Monday, December 7, 2015

The Red Azalea

     
Backyard Glynmoore
  
So it was during the time when Sarah and John and Virginia and the cats were moving from my house to an apartment in Atlanta that I happened to look in my freezer in the garage.
        When my Mom started work back when I was nine years old. One of the things she really wanted was a freezer. She said it would be better than just the freezer compartment of the refrigerator. She would be able to get extra groceries – especially to stock up on stuff on sale; Christmas cookies could be baked early and stored in the freezer; and……there was a potential for dessert every night after dinner! She and Dad got an upright freezer which stood in the garage at the house on Heinrich and then in the basement when we moved to Zimmerman. We did not have dessert every night – seems to me I was the one responsible for preparing said desserts, and I often failed to deliver – brownies were over- or under-cooked, jello takes more than an afternoon to set, omygosh that’s not how you make pudding! – but after a while, there was almost always ice cream in the freezer. Mom and Dad occasionally purchased, I think it was a quarter of a cow – with all the cuts and packages in the freezer keeping us well stocked in meals for months. Once in a while we froze homemade strawberry or raspberry or grape jam. The freezer was usually kept fairly full.
        And the idea of a freezer, based on my childhood experience and plans for the future – that is, stocking up on stuff that is on sale, always seemed like a good one. I don’t remember now when we got the freezer – a chest freezer that is in the garage. It is most likely that we got it after moving here to Georgia – maybe when we were renting on Realm? – I remember we had special voltage put into the garage in this house to accommodate the freezer – so I’m thinking we already had it by then.

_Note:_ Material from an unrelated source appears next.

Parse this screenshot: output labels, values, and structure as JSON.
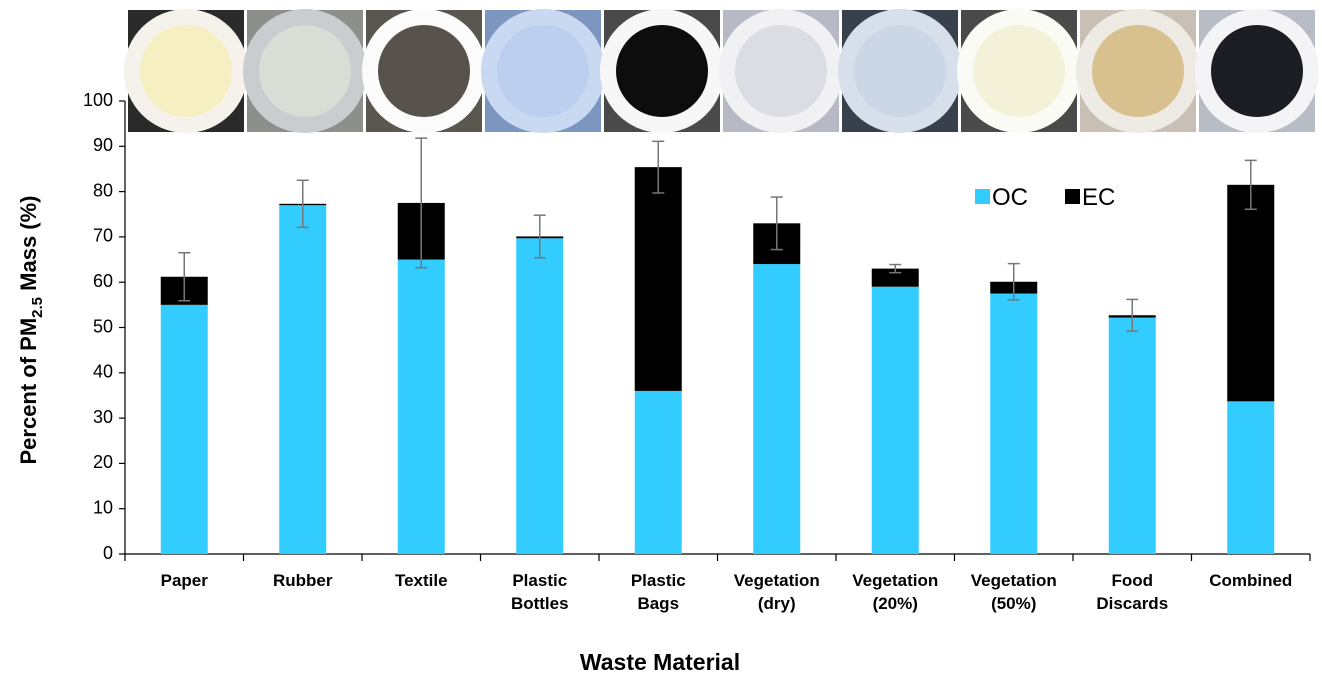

        Anyway, it ultimately did not get used for much. I would put extra bags of frozen vegetables and Mrs. Smith’s on-sale pies in there – and forget about them. And the Christmas cookies – while they were a fun project baking them with my Mom, with bagging and freezing them an efficient way to get a lot of bunches done – I’ve discovered over the years that I prefer my Christmas cookies fresh rather than frozen and thawed. We would store bird feed in the freezer because the pest control man said the bird feed could be the source of the moth infestation we had for a while in the house. Ice – we kept bags of ice in the freezer for parties and just to fill up the space. After Mike came along and he went caribou hunting in Quebec, there were some packages of caribou meat we stored in the freezer and managed to use in a timely fashion. But bottom line, we really did not need a freezer after all.
        So Sarah and John moved in for a few months, and one day when they were in the process of moving out, I looked in the freezer to see if there was anything of theirs that they might want to take with them.
        I opened the lid, saw a plastic bag sealed with a twist tie sitting in one of the baskets – after my brain processed what it was I was seeing, I closed the lid and sent an email to Sarah.
        “Is there a placenta in the freezer?”
        An email was sent back.
        “I’ll take care of it.”
        Today, six years later, the freezer is unplugged and empty – an all too handy shelf for our garage clutter – we have tried to sell it, and we’ve tried to give it away – and that is without the placenta story! Perhaps now that I’m retired, I could plug it in again and stock it with meats and sweets – but it does not seem likely.
        In the backyard, there is a red azalea that was planted five years ago, nourished underground by what was in the bag I saw in the freezer that one day. The story is Sarah’s, and she tells it so very well – this is just my little side spin on it.